Apparently, nearly a week before it became public knowledge, the FaceTime bug was reported to Apple by a young Fortnite player from Arizona. Apple support seemingly just didn’t take the issue very seriously until the problem became more well-known.
According to the Wall Street Journal, 14-year-old Grant Thompson was trying to set up a FaceTime group conversation with some of his friends for a few rounds of Fortnite when he noticed the bug. Thompson told his mom and the two tried to contact Apple support about the issue, first through Twitter and Facebook and then via phone call and fax. Upon discovering that they needed a developer account to report the bug, the two managed to contact Apple’s security team via email. However, Apple did not reward Thompson for his discovery-as the company usually does for those who report major issues with its software-and seemingly did not seriously address the FaceTime bug until it became public knowledge.

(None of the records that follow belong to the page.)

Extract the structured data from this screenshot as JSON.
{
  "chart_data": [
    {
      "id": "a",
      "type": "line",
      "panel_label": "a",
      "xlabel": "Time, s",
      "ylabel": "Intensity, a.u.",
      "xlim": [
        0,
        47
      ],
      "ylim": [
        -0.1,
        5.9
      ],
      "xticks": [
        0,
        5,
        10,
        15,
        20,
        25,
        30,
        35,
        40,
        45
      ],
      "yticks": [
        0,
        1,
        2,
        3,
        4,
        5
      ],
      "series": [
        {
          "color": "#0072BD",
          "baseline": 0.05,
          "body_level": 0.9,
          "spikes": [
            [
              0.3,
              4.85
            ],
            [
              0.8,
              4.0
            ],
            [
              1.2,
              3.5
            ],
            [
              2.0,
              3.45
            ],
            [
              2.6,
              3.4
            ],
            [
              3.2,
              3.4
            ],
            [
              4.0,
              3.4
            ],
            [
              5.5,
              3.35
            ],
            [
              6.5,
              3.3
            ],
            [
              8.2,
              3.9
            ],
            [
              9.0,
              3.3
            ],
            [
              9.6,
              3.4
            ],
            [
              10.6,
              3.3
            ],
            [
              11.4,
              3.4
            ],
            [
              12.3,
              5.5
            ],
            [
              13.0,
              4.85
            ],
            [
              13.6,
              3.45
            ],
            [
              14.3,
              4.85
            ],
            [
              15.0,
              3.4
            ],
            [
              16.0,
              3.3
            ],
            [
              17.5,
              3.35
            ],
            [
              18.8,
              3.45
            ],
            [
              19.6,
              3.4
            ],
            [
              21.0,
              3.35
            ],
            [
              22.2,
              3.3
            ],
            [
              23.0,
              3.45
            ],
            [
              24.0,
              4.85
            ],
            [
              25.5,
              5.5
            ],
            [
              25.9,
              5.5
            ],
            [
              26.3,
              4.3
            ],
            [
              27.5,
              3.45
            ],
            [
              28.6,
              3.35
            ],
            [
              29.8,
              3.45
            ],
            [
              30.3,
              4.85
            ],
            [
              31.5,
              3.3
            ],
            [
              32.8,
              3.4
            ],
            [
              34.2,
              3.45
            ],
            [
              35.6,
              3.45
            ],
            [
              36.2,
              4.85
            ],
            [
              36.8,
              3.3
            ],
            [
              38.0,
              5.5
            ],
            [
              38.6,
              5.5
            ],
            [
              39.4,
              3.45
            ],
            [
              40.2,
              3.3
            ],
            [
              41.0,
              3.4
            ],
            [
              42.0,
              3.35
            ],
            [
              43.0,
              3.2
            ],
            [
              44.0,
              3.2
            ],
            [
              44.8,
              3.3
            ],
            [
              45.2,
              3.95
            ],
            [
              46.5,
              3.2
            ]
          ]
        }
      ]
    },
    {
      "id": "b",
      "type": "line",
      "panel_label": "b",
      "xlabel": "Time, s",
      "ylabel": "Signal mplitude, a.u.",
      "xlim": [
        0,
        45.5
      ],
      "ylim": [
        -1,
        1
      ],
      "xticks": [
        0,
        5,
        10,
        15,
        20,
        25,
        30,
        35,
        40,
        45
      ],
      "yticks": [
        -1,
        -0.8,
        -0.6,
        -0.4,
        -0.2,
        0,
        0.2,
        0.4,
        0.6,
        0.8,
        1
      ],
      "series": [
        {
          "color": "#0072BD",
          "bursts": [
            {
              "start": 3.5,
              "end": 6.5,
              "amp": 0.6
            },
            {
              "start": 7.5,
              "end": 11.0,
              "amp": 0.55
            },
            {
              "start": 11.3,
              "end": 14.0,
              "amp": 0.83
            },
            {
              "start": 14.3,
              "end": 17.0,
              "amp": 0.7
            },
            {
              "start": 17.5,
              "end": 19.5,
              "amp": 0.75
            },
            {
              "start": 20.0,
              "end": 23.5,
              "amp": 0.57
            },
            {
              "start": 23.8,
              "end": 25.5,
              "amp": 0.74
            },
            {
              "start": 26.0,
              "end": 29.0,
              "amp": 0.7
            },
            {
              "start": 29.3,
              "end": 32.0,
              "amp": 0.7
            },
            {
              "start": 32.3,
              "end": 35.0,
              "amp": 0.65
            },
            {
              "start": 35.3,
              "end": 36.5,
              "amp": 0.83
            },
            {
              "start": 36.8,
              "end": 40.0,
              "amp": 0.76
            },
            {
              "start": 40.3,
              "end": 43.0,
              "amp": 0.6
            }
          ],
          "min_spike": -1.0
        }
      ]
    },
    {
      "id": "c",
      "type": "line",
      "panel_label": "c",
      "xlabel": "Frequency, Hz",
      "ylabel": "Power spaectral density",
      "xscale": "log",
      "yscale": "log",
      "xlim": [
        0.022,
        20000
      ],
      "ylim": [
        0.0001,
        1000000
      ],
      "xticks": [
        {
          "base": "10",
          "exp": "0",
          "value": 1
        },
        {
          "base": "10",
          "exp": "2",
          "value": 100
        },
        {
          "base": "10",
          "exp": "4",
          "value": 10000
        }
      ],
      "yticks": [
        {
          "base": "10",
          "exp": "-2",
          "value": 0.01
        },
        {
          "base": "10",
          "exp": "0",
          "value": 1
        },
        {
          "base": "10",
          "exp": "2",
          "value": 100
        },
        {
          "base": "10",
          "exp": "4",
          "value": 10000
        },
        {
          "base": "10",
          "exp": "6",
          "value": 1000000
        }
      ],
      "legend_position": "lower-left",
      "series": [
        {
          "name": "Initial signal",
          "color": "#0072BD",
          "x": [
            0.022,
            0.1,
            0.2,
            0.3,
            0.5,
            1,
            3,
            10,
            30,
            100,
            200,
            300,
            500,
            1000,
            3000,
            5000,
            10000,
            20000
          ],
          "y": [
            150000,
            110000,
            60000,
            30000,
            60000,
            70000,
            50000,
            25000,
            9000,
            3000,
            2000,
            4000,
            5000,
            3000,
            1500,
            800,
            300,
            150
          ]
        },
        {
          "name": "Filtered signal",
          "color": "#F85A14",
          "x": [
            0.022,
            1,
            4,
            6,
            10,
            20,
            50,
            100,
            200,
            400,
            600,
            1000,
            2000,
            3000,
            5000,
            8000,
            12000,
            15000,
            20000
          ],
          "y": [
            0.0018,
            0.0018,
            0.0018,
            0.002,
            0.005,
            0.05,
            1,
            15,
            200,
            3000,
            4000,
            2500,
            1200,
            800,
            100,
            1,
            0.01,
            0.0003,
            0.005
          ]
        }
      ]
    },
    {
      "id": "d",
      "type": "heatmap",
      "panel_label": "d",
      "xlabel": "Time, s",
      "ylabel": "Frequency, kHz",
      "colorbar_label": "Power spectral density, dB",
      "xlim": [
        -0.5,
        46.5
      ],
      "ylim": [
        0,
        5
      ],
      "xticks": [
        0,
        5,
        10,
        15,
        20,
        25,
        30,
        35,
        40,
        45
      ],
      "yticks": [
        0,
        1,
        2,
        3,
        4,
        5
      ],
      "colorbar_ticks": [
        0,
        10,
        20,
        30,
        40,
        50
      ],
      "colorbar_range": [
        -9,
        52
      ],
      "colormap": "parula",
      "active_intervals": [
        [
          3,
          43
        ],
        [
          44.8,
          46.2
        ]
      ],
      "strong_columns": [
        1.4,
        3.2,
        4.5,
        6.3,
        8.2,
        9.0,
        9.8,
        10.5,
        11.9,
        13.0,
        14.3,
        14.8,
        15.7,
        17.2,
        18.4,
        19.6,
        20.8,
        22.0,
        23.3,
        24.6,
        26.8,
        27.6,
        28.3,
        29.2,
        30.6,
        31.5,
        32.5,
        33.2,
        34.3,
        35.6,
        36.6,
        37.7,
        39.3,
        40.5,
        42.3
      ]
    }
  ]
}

My teen found a major security flaw in Apple’s new iOS. He can listen in to your iPhone/iPad without your approval. I have video. Submitted bug report to @AppleSupport…waiting to hear back to provide details. Scary stuff! #apple #bugreport @foxnews
– MGT7 (@MGT7500) January 21, 2019
For those unaware, the bug in question allowed someone to call another user through FaceTime and secretly hear the receiver’s audio without the recipient knowing. The bug impacted all iOS devices, including iPhones. Apple has reported that a fix is coming within the next week, but, for now, group FaceTime calls-identified as the vulnerability that allows someone to take advantage of the bug-have been disabled. According to a few reports, however, you can still take advantage of the exploit. The only sure way to protect yourself is to disable FaceTime on all of your iOS devices.
Thankfully, disabling FaceTime is a fairly easy endeavor. Just make sure you do so on all of your iOS and Mac products. All you need to do is go into your FaceTime settings and turn the application off. If you’re having trouble, GameSpot’s sister site CNET has put together a step-by-step guide for how to turn FaceTime off on iOS and Mac devices.